In this paper, an optimization problem with uncertain constraint coefficients is considered. Possibility theory is used to model the uncertainty. Namely, a joint possibility distribution in constraint coefficient realizations, called scenarios, is specified. This possibility distribution induces a necessity measure in scenario set, which in turn describes an ambiguity set of probability distributions in scenario set. The distributionally robust approach is then used to convert the imprecise constraints into deterministic equivalents. Namely, the left-hand side of an imprecise constraint is evaluated by using a risk measure with respect to the worst probability distribution that can occur. In this paper, the Conditional Value at Risk is used as the risk measure, which generalizes the strict robust and expected value approaches, commonly used in literature.

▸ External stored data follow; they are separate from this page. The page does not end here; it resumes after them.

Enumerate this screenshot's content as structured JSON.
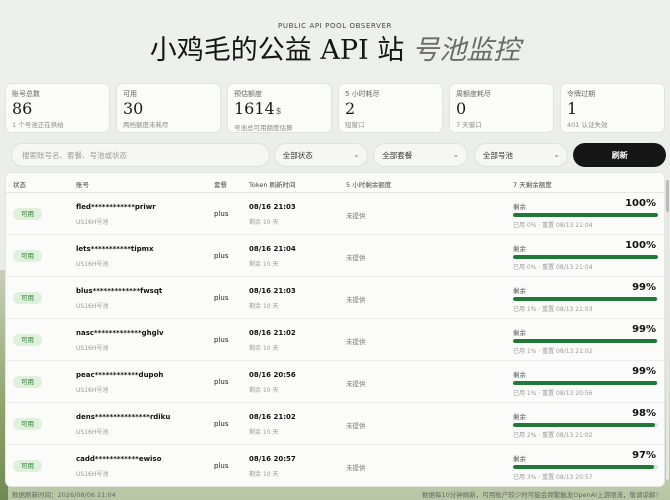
{
  "header": {
    "kicker": "PUBLIC API POOL OBSERVER",
    "title_main": "小鸡毛的公益 API 站",
    "title_accent": "号池监控"
  },
  "stats": [
    {
      "label": "账号总数",
      "value": "86",
      "unit": "",
      "note": "1 个号池正在供给"
    },
    {
      "label": "可用",
      "value": "30",
      "unit": "",
      "note": "两档额度未耗尽"
    },
    {
      "label": "预估额度",
      "value": "1614",
      "unit": "$",
      "note": "号池总可用额度估算"
    },
    {
      "label": "5 小时耗尽",
      "value": "2",
      "unit": "",
      "note": "短窗口"
    },
    {
      "label": "周额度耗尽",
      "value": "0",
      "unit": "",
      "note": "7 天窗口"
    },
    {
      "label": "令牌过期",
      "value": "1",
      "unit": "",
      "note": "401 认证失效"
    }
  ],
  "filters": {
    "search_placeholder": "搜索账号名、套餐、号池或状态",
    "status": "全部状态",
    "plan": "全部套餐",
    "pool": "全部号池",
    "refresh": "刷新"
  },
  "table": {
    "columns": {
      "status": "状态",
      "account": "账号",
      "plan": "套餐",
      "token": "Token 刷新时间",
      "five_hour": "5 小时剩余额度",
      "seven_day": "7 天剩余额度"
    },
    "rows": [
      {
        "status": "可用",
        "account": "fled************priwr",
        "pool": "US16H号池",
        "plan": "plus",
        "token_time": "08/16 21:03",
        "token_left": "剩余 10 天",
        "five_hour": "未提供",
        "remain_label": "剩余",
        "pct": "100%",
        "fill": 100,
        "detail": "已用 0% · 重置 08/13 21:04"
      },
      {
        "status": "可用",
        "account": "lets***********tipmx",
        "pool": "US16H号池",
        "plan": "plus",
        "token_time": "08/16 21:04",
        "token_left": "剩余 10 天",
        "five_hour": "未提供",
        "remain_label": "剩余",
        "pct": "100%",
        "fill": 100,
        "detail": "已用 0% · 重置 08/13 21:04"
      },
      {
        "status": "可用",
        "account": "blus*************fwsqt",
        "pool": "US16H号池",
        "plan": "plus",
        "token_time": "08/16 21:03",
        "token_left": "剩余 10 天",
        "five_hour": "未提供",
        "remain_label": "剩余",
        "pct": "99%",
        "fill": 99,
        "detail": "已用 1% · 重置 08/13 21:03"
      },
      {
        "status": "可用",
        "account": "nasc*************ghglv",
        "pool": "US16H号池",
        "plan": "plus",
        "token_time": "08/16 21:02",
        "token_left": "剩余 10 天",
        "five_hour": "未提供",
        "remain_label": "剩余",
        "pct": "99%",
        "fill": 99,
        "detail": "已用 1% · 重置 08/13 21:02"
      },
      {
        "status": "可用",
        "account": "peac************dupoh",
        "pool": "US16H号池",
        "plan": "plus",
        "token_time": "08/16 20:56",
        "token_left": "剩余 10 天",
        "five_hour": "未提供",
        "remain_label": "剩余",
        "pct": "99%",
        "fill": 99,
        "detail": "已用 1% · 重置 08/13 20:56"
      },
      {
        "status": "可用",
        "account": "dens***************rdiku",
        "pool": "US16H号池",
        "plan": "plus",
        "token_time": "08/16 21:02",
        "token_left": "剩余 10 天",
        "five_hour": "未提供",
        "remain_label": "剩余",
        "pct": "98%",
        "fill": 98,
        "detail": "已用 2% · 重置 08/13 21:02"
      },
      {
        "status": "可用",
        "account": "cadd************ewiso",
        "pool": "US16H号池",
        "plan": "plus",
        "token_time": "08/16 20:57",
        "token_left": "剩余 10 天",
        "five_hour": "未提供",
        "remain_label": "剩余",
        "pct": "97%",
        "fill": 97,
        "detail": "已用 3% · 重置 08/13 20:57"
      }
    ]
  },
  "footer": {
    "left": "数据刷新时间：2026/08/06 21:04",
    "right": "数据每10分钟刷新，可用账户较少时可能会频繁触发OpenAI上游限流，敬请谅解！"
  },
  "colors": {
    "accent": "#161616",
    "ok": "#2e7d32",
    "bar": "#1f7a3a"
  }
}
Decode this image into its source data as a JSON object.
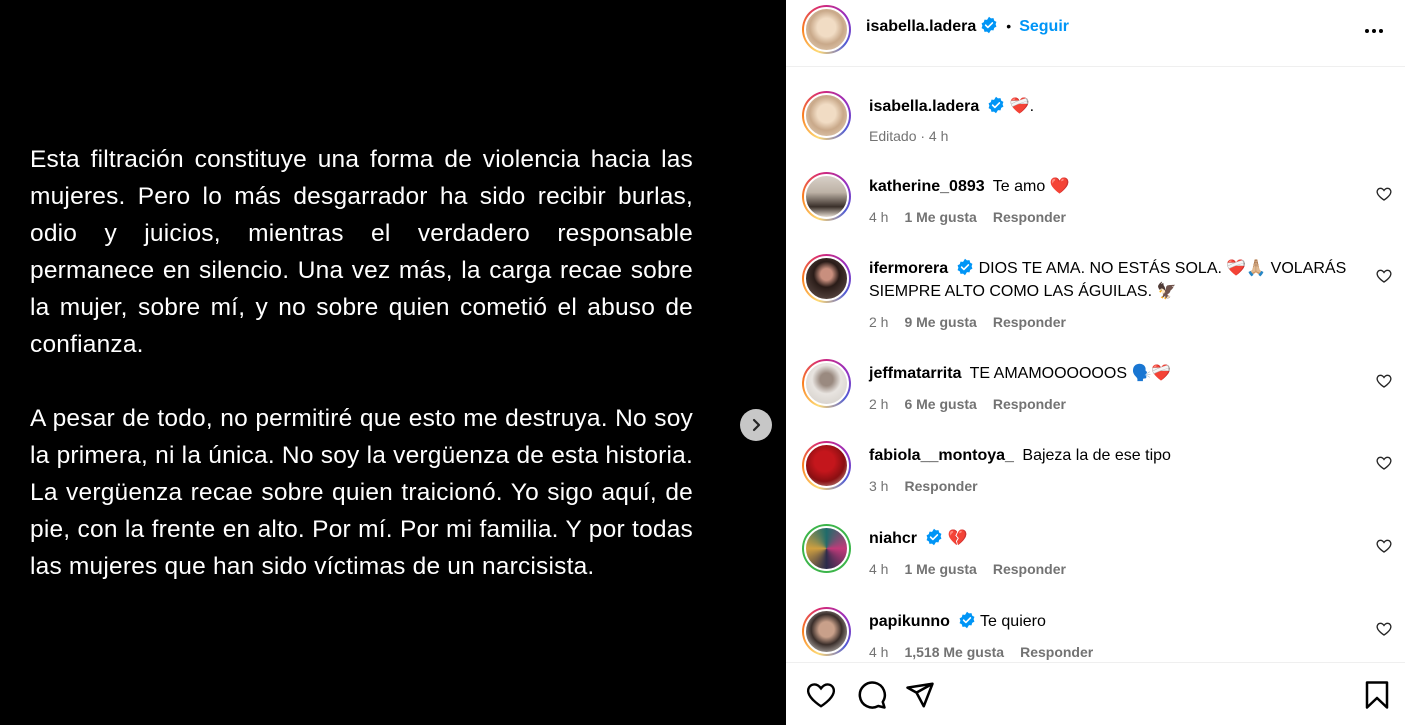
{
  "post": {
    "paragraph1": "Esta filtración constituye una forma de violencia hacia las mujeres. Pero lo más desgarrador ha sido recibir burlas, odio y juicios, mientras el verdadero responsable permanece en silencio. Una vez más, la carga recae sobre la mujer, sobre mí, y no sobre quien cometió el abuso de confianza.",
    "paragraph2": "A pesar de todo, no permitiré que esto me destruya. No soy la primera, ni la única. No soy la vergüenza de esta historia. La vergüenza recae sobre quien traicionó. Yo sigo aquí, de pie, con la frente en alto. Por mí. Por mi familia. Y por todas las mujeres que han sido víctimas de un narcisista."
  },
  "header": {
    "username": "isabella.ladera",
    "dot": "•",
    "follow": "Seguir"
  },
  "caption": {
    "username": "isabella.ladera",
    "text": "❤️‍🩹.",
    "meta": "Editado · 4 h"
  },
  "comments": [
    {
      "username": "katherine_0893",
      "text": "Te amo ❤️",
      "time": "4 h",
      "likes": "1 Me gusta",
      "reply": "Responder"
    },
    {
      "username": "ifermorera",
      "text": "DIOS TE AMA. NO ESTÁS SOLA. ❤️‍🩹🙏🏼 VOLARÁS SIEMPRE ALTO COMO LAS ÁGUILAS. 🦅",
      "time": "2 h",
      "likes": "9 Me gusta",
      "reply": "Responder"
    },
    {
      "username": "jeffmatarrita",
      "text": "TE AMAMOOOOOOS 🗣️❤️‍🩹",
      "time": "2 h",
      "likes": "6 Me gusta",
      "reply": "Responder"
    },
    {
      "username": "fabiola__montoya_",
      "text": "Bajeza la de ese tipo",
      "time": "3 h",
      "likes": "",
      "reply": "Responder"
    },
    {
      "username": "niahcr",
      "text": "💔",
      "time": "4 h",
      "likes": "1 Me gusta",
      "reply": "Responder"
    },
    {
      "username": "papikunno",
      "text": "Te quiero",
      "time": "4 h",
      "likes": "1,518 Me gusta",
      "reply": "Responder"
    }
  ],
  "colors": {
    "accent": "#0095f6",
    "verified": "#0095f6",
    "muted": "#737373",
    "story_ring_green": "#3cb54a"
  },
  "icons": [
    "chevron-right-icon",
    "more-icon",
    "verified-icon",
    "heart-icon",
    "comment-icon",
    "share-icon",
    "bookmark-icon"
  ]
}
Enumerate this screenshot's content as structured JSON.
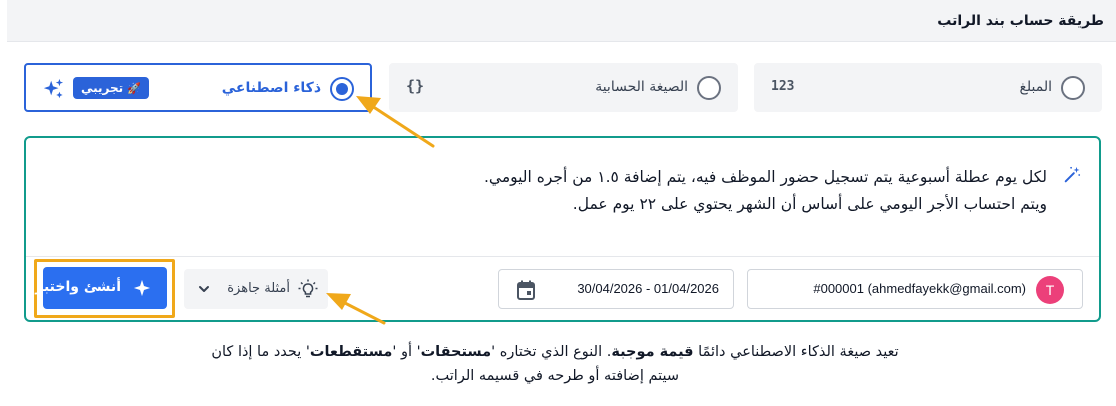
{
  "header": {
    "title": "طريقة حساب بند الراتب"
  },
  "options": [
    {
      "label": "ذكاء اصطناعي",
      "selected": true,
      "badge": "تجريبي",
      "icon": "sparkles-icon"
    },
    {
      "label": "الصيغة الحسابية",
      "selected": false,
      "icon_text": "{}"
    },
    {
      "label": "المبلغ",
      "selected": false,
      "icon_text": "123"
    }
  ],
  "prompt": {
    "line1": "لكل يوم عطلة أسبوعية يتم تسجيل حضور الموظف فيه، يتم إضافة ١.٥ من أجره اليومي.",
    "line2": "ويتم احتساب الأجر اليومي على أساس أن الشهر يحتوي على ٢٢ يوم عمل."
  },
  "employee": {
    "avatar_letter": "T",
    "value": "#000001 (ahmedfayekk@gmail.com)"
  },
  "date_range": {
    "value": "30/04/2026 - 01/04/2026"
  },
  "examples_button": {
    "label": "أمثلة جاهزة"
  },
  "generate_button": {
    "label": "أنشئ واختبر"
  },
  "note": {
    "part1": "تعيد صيغة الذكاء الاصطناعي دائمًا ",
    "bold1": "قيمة موجبة",
    "part2": ". النوع الذي تختاره '",
    "bold2": "مستحقات",
    "part3": "' أو '",
    "bold3": "مستقطعات",
    "part4": "' يحدد ما إذا كان",
    "line2": "سيتم إضافته أو طرحه في قسيمه الراتب."
  },
  "colors": {
    "primary": "#2b63d9",
    "teal_border": "#119b8c",
    "annotation_orange": "#f0a81a",
    "avatar": "#ec407a"
  }
}
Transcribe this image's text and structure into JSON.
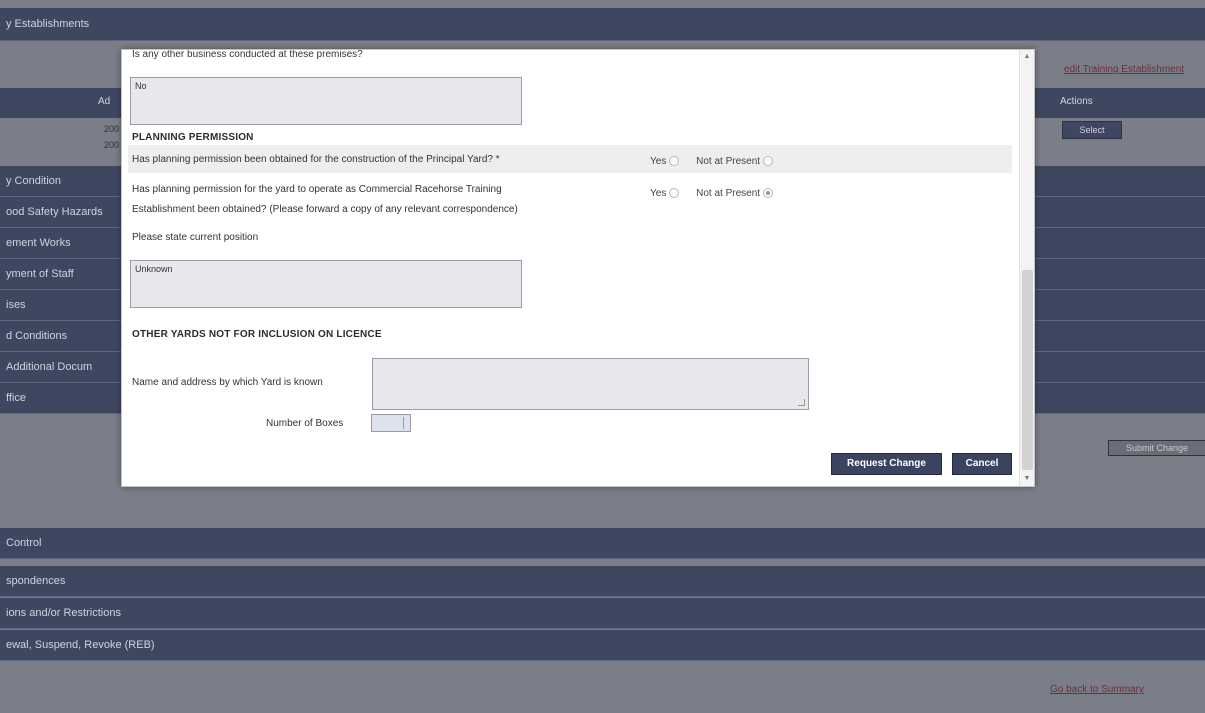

A general framework for solving such a class of problems is described. Some cases which can be solved in polynomial time are identified.

翻译：本文考虑了不确定约束系数下的优化问题。采用可能性理论对不确定性进行建模。具体而言，在约束系数实现（称为场景）上指定了一个联合可能性分布。该可能性分布在场景集上诱导出一种必要性测度，进而描述了场景集中概率分布的一个模糊集。随后采用分布鲁棒方法将不精确约束转化为确定性等价形式。即，通过使用与可能发生的最坏概率分布相关的风险度量来评估不精确约束的左侧。本文采用条件风险值作为风险度量，它推广了文献中常用的严格鲁棒方法和期望值方法。描述了解此类问题的一般框架，并识别出可在多项式时间内求解的特例。